Burning gas releases pollutants like carbon monoxide, nitrogen dioxide, and formaldehyde, which increase the risk of respiratory damage. A recent study found that cooking on a gas stove carries similar risks for childhood asthma as secondhand smoke.
The study, published in the peer-reviewed International Journal of Environmental Research and Public Health, attributed 12.7% of childhood asthma cases in the US to air pollutants from gas stoves.
"This is preventable," Brady Seals, a manager at the think tank RMI's Carbon-Free Buildings program and coauthor of the study, told Insider. "We hope this study can raise awareness and give policymakers the data they need to do something about this issue."
The results are based on an analysis of previous research that estimated children living in homes with gas stoves were 34% more at risk of developing asthma. That risk factor, combined with data from 2019 showing that more than one-third of US households primarily cooked with gas, indicated that about 650,000 kids likely had asthma because of gas stoves, the study found.
Seals, whose employer advocates for electrifying buildings, said there were decades' worth of studies on the correlation between gas stoves and childhood asthma but it's been siloed or shelved away. Now, some climate advocates are putting the pieces together to bolster the case for phasing out fossil fuels in buildings, which account for about 13% of US greenhouse-gas emissions, according to the Environmental Protection Agency.
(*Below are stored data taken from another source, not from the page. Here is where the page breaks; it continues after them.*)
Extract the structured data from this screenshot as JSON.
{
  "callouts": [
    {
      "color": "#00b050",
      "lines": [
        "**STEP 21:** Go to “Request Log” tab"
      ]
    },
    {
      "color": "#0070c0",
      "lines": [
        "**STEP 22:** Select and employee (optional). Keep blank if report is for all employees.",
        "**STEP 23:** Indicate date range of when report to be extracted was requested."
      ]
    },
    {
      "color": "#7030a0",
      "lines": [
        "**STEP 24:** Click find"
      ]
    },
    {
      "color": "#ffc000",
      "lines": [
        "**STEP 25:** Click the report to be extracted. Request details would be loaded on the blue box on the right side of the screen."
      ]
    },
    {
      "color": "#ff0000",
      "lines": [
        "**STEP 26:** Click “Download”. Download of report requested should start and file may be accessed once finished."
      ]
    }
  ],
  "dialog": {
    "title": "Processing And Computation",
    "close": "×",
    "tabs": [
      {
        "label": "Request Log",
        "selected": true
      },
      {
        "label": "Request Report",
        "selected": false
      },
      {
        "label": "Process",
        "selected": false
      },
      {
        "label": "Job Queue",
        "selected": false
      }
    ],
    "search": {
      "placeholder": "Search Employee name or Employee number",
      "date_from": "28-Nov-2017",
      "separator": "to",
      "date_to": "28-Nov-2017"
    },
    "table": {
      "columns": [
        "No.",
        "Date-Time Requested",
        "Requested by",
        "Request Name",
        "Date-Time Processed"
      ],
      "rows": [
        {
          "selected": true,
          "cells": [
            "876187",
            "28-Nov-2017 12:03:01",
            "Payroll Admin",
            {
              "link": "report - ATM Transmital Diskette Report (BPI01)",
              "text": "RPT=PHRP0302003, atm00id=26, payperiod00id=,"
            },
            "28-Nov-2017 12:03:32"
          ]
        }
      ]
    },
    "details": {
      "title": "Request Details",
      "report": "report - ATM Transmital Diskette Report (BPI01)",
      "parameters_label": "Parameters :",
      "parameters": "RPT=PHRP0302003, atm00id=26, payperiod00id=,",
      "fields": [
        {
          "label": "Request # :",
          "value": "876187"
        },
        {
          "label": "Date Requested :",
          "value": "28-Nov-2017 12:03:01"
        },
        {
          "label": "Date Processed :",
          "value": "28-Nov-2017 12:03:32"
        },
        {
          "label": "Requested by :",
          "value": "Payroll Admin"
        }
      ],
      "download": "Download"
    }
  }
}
"This adage of, 'If it's bad for the climate, it's probably bad for your health,' led us to start researching this topic about three years ago," Seals said.
RMI and Rewiring America, another electrification group that helped author the study, advocate for building codes that ban gas hookups in new construction. Dozens of cities, primarily in California, have had that policy since 2019.
The momentum was met with an opposition campaign by the gas industry and their allies in state legislatures. At least 20 mostly red states have enacted laws that prohibit local governments from restricting fossil fuels in buildings.
The American Gas Association, a trade group representing the natural gas industry, in a statement criticized the methodology underlying the study on childhood asthma, in part because researchers used estimated health risks and didn't conduct their own measurements on appliance usage, emissions, or exposures.
The gas industry also often points out that proper ventilation significantly reduces the concentration of pollutants from gas stoves.
While that's true, Seals said many states and cities didn't require gas stoves to be vented to the outdoors — a distinction from appliances like furnaces and water heaters. Exhaust hoods and fans aren't guaranteed to clean the air, and people might not always use them.
Seals added that federal agencies should step up oversight. The Environmental Protection Agency doesn't regulate indoor air quality, but it could issue nonbinding guidance that helps influence state and local officials who update building codes.
CPSC, for its part, will open a public comment period later this winter on the hazards from the appliance to help guide the agency's next steps, Trumka said.
Last month, Democrats in Congress asked the agency to take steps to protect people from the hazards.
An earlier version of this story appeared on January 7, 2023.